Effetti positivi e negativi, s’intende. Da un lato, gli stadi ormai avanzatissimi dell’automazione (software come AIVA compongono addirittura tracce musicali da zero, indistinguibili dall’opera di un compositore) sfilano davanti a una grande platea di sostenitori. Il modello accelerazionista, filosofia che ha per cardine il libro Inventare il futuro di Nick Srnicek e Alex Williams, identifica nell’automazione l’emancipazione dell’umano, trovando sostegno a destra e a sinistra. Traspare maggior preoccupazione nelle osservazioni di altri filosofi, primo fra tutti il già citato Yuval Noah Harari: cosa ne sarà degli umani, quando buona parte dei cittadini sarà giudicata non indispensabile allo sforzo produttivo del Paese (dove l’ho già sentita questa…)?

Garry Kasparov contro Deep Blue, la sconfitta dell’umano contro le intelligenze artificiali

La risposta più semplice sembrerebbe risiedere nella dedizione all’arte, allo studio. Il Galileo di Brecht, figura con la quale è sempre più difficile non identificarsi, vorrebbe tenere lezione il minimo necessario per consentirgli di dedicarsi agli studi. Non ci vorrebbe molto a una generazione ogni giorno più libera dal giogo del lavoro per far emergere un’era di conoscenza, creatività e bellezza. Chissà cosa ne penserebbero le menti “calviniste” o, per rimanere in ambito artistico, l’eterno studente Trofimov de Il giardino dei ciliegi, ambasciatore della dottrina del lavoro che nobilita l’uomo. Come personaggio, concorderebbe anche lui con l’idea che i teatri sono, effettivamente, inutili o non indispensabili, come afferma il recente decreto? (Ormai l’attenzione degli italiani si è spostata sul lockdown delle aree rosse, ma non scordiamo che questa condanna ci ha messo una settimana in meno ad arrivare).

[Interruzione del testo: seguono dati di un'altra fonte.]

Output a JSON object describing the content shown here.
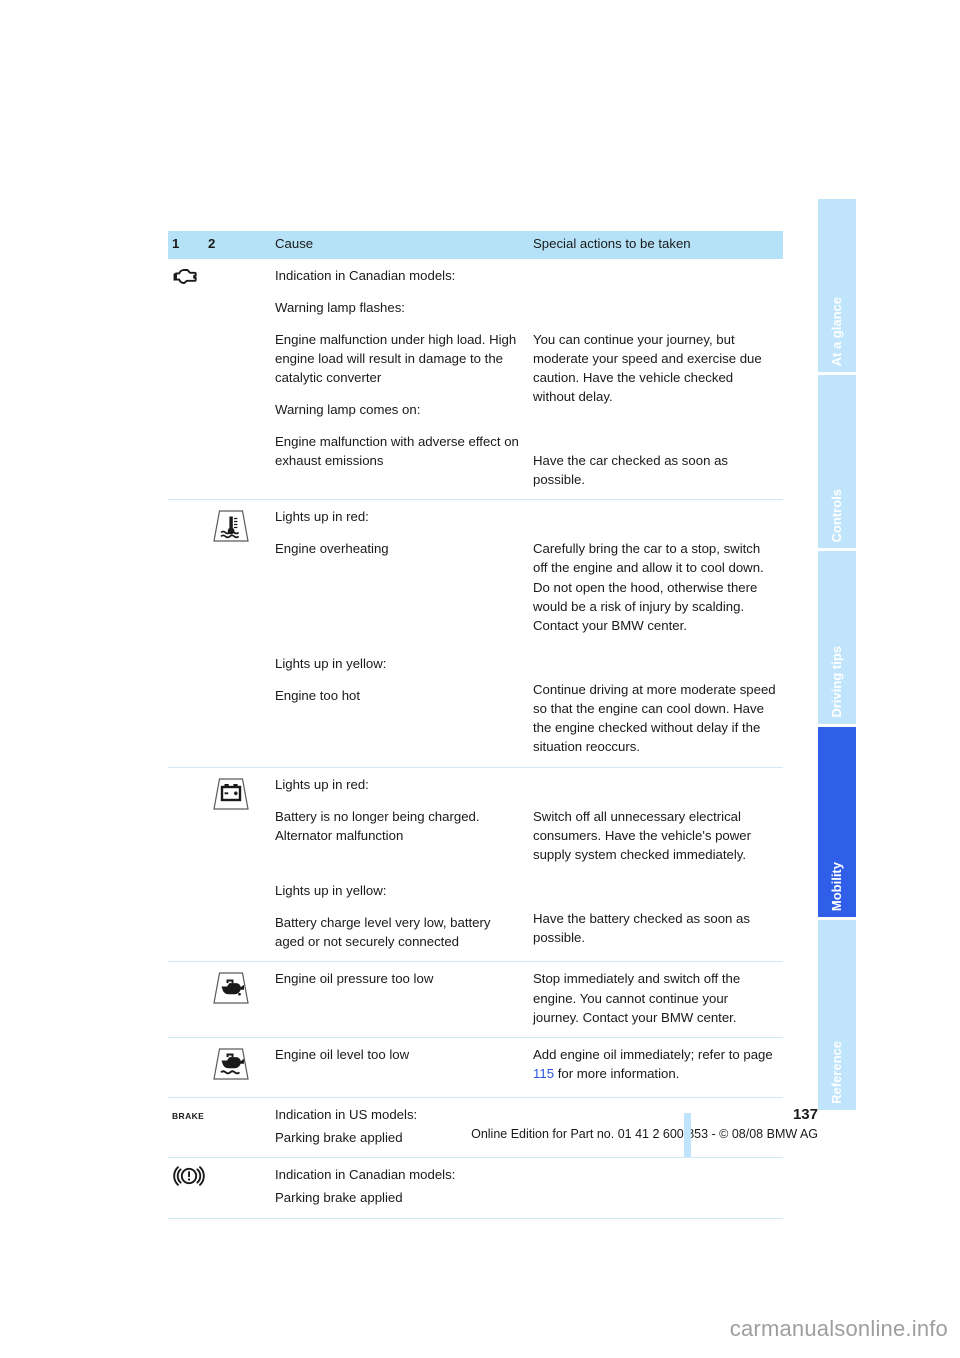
{
  "document": {
    "page_number": "137",
    "edition_line": "Online Edition for Part no. 01 41 2 600 853 - © 08/08 BMW AG",
    "watermark": "carmanualsonline.info"
  },
  "colors": {
    "header_band": "#b5e2f7",
    "tab_inactive": "#bfe4fb",
    "tab_active": "#2f5fe8",
    "row_divider": "#cfe9f8",
    "page_ref_link": "#2b55e0"
  },
  "tab_rail": {
    "tabs": [
      {
        "label": "At a glance",
        "active": false
      },
      {
        "label": "Controls",
        "active": false
      },
      {
        "label": "Driving tips",
        "active": false
      },
      {
        "label": "Mobility",
        "active": true
      },
      {
        "label": "Reference",
        "active": false
      }
    ]
  },
  "table": {
    "headers": {
      "col1": "1",
      "col2": "2",
      "col3": "Cause",
      "col4": "Special actions to be taken"
    },
    "rows": [
      {
        "icon1": "engine-check-icon",
        "icon2": "",
        "cause_blocks": [
          "Indication in Canadian models:",
          "Warning lamp flashes:",
          "Engine malfunction under high load. High engine load will result in damage to the catalytic converter",
          "Warning lamp comes on:",
          "Engine malfunction with adverse effect on exhaust emissions"
        ],
        "action_blocks": [
          "",
          "",
          "You can continue your journey, but moderate your speed and exercise due caution. Have the vehicle checked without delay.",
          "",
          "Have the car checked as soon as possible."
        ]
      },
      {
        "icon1": "",
        "icon2": "coolant-temperature-icon",
        "cause_blocks": [
          "Lights up in red:",
          "Engine overheating",
          "Lights up in yellow:",
          "Engine too hot"
        ],
        "action_blocks": [
          "",
          "Carefully bring the car to a stop, switch off the engine and allow it to cool down. Do not open the hood, otherwise there would be a risk of injury by scalding. Contact your BMW center.",
          "",
          "Continue driving at more moderate speed so that the engine can cool down. Have the engine checked without delay if the situation reoccurs."
        ]
      },
      {
        "icon1": "",
        "icon2": "battery-charge-icon",
        "cause_blocks": [
          "Lights up in red:",
          "Battery is no longer being charged. Alternator malfunction",
          "Lights up in yellow:",
          "Battery charge level very low, battery aged or not securely connected"
        ],
        "action_blocks": [
          "",
          "Switch off all unnecessary electrical consumers. Have the vehicle's power supply system checked immediately.",
          "",
          "Have the battery checked as soon as possible."
        ]
      },
      {
        "icon1": "",
        "icon2": "oil-pressure-icon",
        "cause_blocks": [
          "Engine oil pressure too low"
        ],
        "action_blocks": [
          "Stop immediately and switch off the engine. You cannot continue your journey. Contact your BMW center."
        ]
      },
      {
        "icon1": "",
        "icon2": "oil-level-icon",
        "cause_blocks": [
          "Engine oil level too low"
        ],
        "action_blocks_rich": {
          "before": "Add engine oil immediately; refer to page ",
          "link": "115",
          "after": " for more information."
        }
      },
      {
        "icon1": "brake-word-icon",
        "icon2": "",
        "cause_blocks": [
          "Indication in US models:",
          "Parking brake applied"
        ],
        "action_blocks": [
          "",
          ""
        ]
      },
      {
        "icon1": "brake-circle-icon",
        "icon2": "",
        "cause_blocks": [
          "Indication in Canadian models:",
          "Parking brake applied"
        ],
        "action_blocks": [
          "",
          ""
        ]
      }
    ]
  }
}
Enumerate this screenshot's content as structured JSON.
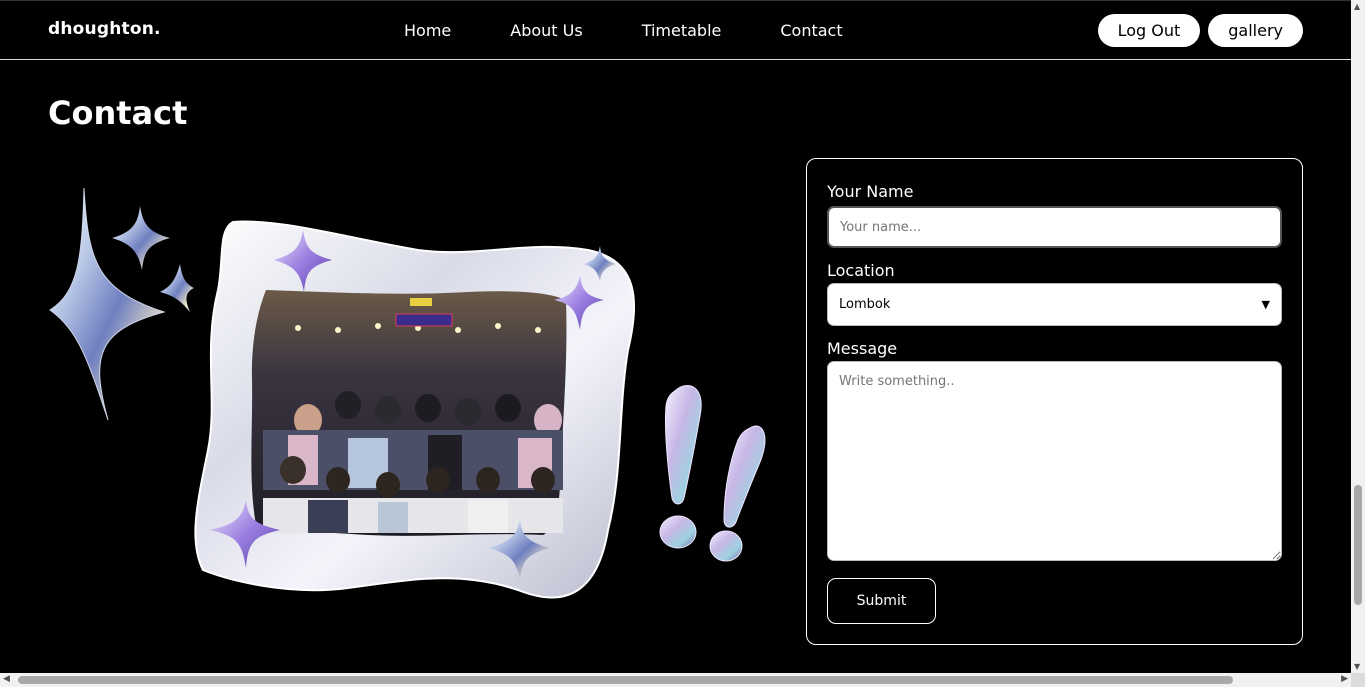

Che i teatri siano inutili è un’accusa facile da smentire, anche senza tirare in ballo la Grecia di Sofocle. Marco Maria Linzi, direttore artistico del Teatro della Contraddizione, sintetizza in un esauriente servizio di Diego Vincenti per Il Giorno la critica ai tagli subiti da arte e cultura: «Pensate che con poche raccomandazioni civili, si possa, in cinque minuti, rendere cosciente un popolo? Nessuno è mai diventato consapevole per decreto».
Utili, dunque, ma a quanto pare non indispensabili. Tanto che per scongiurare la chiusura si schierano toni più pragmatici, che insistono sui posti di lavoro persi e gli introiti mancati delle sale.

Certo, l’arte è un lavoro. Non considerarla tale è sbagliato e pericoloso. E un lavoratore che non arriva a fine mese è una tragedia, di fronte alla quale varrebbe la pena di accantonare la retorica sull’importanza sociale di questo o quello. Ma la condanna di non indispensabilità non può fondarsi sull’utopia di una crescita economica ininterrotta. Constatazione ovvia e necessaria, la settimana di quattro ore, come l’Hoverboard di Ritorno al Futuro previsto per il 2015, non è arrivata. Anzi, l’emblema di questa epoca è Amazon, la cui giornata lavorativa è probabilmente più vicina alle 40 ore che alle 4. Sembra di essere tornati alla rivoluzione industriale dei racconti dickensiani, un dietrofront di un secolo e mezzo che sa di carbone, sudore e cieli grigi.

2015. Stiamo ancora aspettando.

Inutile incolpare la pandemia, che altro non ha fatto che accelerare, a livello sociale, strade già intraprese da decenni. Il sogno di un secondo umanesimo si è infranto quando abbiamo iniziato a considerare, con un distinguo fatto solo su base economica, l’utile come dispensabile e l’inutile come indispensabile. Non dimentichiamo che il 90% di ciò che vende Amazon è roba di cui potremmo fare a meno, o che viviamo in un’epoca in cui influencer e tiktoker sono i nuovi messia. Ma, come dire, sossoldi.

Una vecchia storiella, in questi giorni, mi sembra più attuale che mai:
– Dottore, ma se smetto di bere, fumare e drogarmi, potrò vivere cent’anni?
– Certo, ma che vive a fare?
A patto, ovviamente, di sostituire il ‘vivere’ con il ‘guadagnare’, e così il bere et cetera. Ma ancora più attuale, e tragica, mi suona la chiusura alternativa:
– No, ma la vita sembrerà molto più lunga.